After several years, the reconstructed lower part of Wenceslas Square received a ceremonial ribbon cutting, which is an imaginary point behind the first stage of the reconstruction of the entire square. There were added trees, benches, a fountain and also a drinking fountain. The second phase of the reconstruction will return the trams to the square and make pedestrian movement in the city center more pleasant. The ribbon-cutting ceremony in heavy rain was also complemented by the opening of an exhibition about the history of Wenceslas Square, the author of which is Ondřej Šefců. The exhibition is located in the lower part of the square and on several panels with historical photographs it shows, for example, what changes it has undergone, how the construction of the metro was carried out, and also several points of interest.
“Václavské náměstí is now a new and beautiful urban space, an urban boulevard with new paving, avenues of linden trees and also a water feature. I think that this space really deserves it and I thank everyone who has participated in it over the years, I believe that this space will serve all the citizens of Prague well”, said Mayor Zdeněk Hřib (Pirates) at the symbolic opening of this space. Together with him, Adam Scheinherr (Praha Sobě) and Petr Hlaváček (STAN) cut the ribbon. In his speech, Hlaváček appreciated, among other things, the addition of approximately fifty linden trees.
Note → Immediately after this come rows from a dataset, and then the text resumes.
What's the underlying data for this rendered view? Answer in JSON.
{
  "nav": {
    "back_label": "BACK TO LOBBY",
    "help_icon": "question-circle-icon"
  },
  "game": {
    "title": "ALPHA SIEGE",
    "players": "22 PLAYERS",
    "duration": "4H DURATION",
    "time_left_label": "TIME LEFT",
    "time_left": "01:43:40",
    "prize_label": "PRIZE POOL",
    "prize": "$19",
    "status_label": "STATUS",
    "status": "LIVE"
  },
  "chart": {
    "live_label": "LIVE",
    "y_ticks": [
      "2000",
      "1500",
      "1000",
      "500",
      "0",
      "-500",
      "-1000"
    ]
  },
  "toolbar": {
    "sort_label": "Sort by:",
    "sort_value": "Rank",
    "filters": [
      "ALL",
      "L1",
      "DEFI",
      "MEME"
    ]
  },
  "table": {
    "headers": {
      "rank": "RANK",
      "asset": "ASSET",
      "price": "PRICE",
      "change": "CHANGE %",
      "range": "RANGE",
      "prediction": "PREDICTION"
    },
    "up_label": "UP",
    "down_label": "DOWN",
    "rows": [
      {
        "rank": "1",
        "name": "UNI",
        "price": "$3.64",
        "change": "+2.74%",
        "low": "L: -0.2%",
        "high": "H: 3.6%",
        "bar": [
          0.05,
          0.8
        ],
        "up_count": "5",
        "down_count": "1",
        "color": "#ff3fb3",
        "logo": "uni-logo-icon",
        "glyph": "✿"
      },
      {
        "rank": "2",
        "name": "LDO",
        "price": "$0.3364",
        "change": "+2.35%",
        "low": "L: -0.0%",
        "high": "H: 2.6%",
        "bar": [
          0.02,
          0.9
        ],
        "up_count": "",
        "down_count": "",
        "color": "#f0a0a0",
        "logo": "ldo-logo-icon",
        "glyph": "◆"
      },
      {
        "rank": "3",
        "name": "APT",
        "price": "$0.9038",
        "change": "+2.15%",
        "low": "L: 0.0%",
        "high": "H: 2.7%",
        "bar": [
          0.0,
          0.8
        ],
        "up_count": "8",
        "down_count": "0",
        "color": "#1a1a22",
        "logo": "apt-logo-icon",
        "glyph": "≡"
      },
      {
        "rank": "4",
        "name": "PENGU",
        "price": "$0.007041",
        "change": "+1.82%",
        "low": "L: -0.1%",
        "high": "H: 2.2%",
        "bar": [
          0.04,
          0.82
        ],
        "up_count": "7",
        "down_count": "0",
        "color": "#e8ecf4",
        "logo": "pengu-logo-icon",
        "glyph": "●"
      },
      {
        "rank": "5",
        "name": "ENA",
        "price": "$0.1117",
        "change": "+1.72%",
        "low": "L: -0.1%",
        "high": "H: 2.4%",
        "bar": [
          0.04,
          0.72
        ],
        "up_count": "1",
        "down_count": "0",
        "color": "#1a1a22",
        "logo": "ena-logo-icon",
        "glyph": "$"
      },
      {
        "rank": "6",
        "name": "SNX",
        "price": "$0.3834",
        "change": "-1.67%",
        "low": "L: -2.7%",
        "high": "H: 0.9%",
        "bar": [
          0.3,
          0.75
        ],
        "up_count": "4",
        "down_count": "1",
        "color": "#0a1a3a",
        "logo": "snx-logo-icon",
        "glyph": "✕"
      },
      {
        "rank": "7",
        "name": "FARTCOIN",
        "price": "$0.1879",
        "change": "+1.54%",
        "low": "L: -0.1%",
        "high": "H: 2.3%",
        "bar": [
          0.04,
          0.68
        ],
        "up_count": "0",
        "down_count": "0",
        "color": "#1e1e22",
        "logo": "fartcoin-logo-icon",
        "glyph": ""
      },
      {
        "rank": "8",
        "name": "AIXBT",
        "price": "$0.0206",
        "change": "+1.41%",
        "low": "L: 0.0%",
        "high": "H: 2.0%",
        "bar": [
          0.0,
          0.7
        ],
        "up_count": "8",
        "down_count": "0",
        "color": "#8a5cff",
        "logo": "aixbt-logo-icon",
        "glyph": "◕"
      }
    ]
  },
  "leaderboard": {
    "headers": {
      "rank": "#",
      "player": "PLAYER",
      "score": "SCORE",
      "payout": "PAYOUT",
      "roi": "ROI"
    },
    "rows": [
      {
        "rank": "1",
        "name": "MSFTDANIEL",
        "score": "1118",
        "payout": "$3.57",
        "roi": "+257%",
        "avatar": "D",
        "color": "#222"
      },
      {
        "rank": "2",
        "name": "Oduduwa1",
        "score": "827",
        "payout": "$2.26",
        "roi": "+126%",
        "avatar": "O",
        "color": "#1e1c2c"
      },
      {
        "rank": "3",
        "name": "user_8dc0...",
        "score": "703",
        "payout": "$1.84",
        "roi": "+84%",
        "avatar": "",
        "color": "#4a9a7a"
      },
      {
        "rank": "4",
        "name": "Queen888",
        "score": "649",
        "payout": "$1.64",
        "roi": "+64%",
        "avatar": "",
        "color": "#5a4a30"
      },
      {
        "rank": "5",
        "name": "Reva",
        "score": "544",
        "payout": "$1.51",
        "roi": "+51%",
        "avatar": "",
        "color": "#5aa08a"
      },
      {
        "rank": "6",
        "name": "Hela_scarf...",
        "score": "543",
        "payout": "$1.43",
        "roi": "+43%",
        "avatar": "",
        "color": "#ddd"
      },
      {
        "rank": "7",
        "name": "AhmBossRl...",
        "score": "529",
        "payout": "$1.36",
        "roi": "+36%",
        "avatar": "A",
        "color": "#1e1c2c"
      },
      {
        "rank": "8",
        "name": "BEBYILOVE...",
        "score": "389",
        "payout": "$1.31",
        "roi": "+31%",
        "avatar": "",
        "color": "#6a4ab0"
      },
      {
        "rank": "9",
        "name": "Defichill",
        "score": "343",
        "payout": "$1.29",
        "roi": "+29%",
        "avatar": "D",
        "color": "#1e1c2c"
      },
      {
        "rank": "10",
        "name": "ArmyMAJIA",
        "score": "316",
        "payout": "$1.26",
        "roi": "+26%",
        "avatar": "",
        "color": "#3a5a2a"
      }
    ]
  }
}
Scheinherr then talked about plans for a tram line to return here within the next three years. Ideally, this should connect the line leading from the main railway station, through the Muzeum station and Wenceslas square to Náměstí republiky via Na příkopě street.
Almost 17 years of waiting
Its architect Jakub Ciegler also spoke about the reconstruction. whose office has been engaged in reconstruction since 2005, when they won the competition. He also mentioned the tram connection in his speech, saying that he hopes that future political representations will remain in agreement that trams belong here. For lightning he then described in more detail, why the reconstruction took almost 17 years: “An entire book could be written about it, it is proof of how difficult it is nowadays to get political agreement on something. Each political representation has a different opinion on different things, while, for example, whether a tram should run somewhere is, in my opinion, more a question for experts than for politicians. In short, it is necessary to convince a number of people about a number of important things, and this costs a lot of time“. The current city management started the construction itself in 2020, just before the start of the pandemic.
The lower part of the square is now more pedestrian-friendly, it is wider and the new avenue will ensure lower temperatures in the summer, thanks to the humidity and shade from the trees. The fountain is especially popular among children, which shoots water at ground level, so you can enter it and in hot weather it is a target for children who can frolic in it. The revitalization cost 347 million crowns.
The fountain in the lower part of Wenceslas Square is a place to refresh yourself not only in summer Jan Dařílek
Visualization of the planned changes to Wenceslas Square in Prague.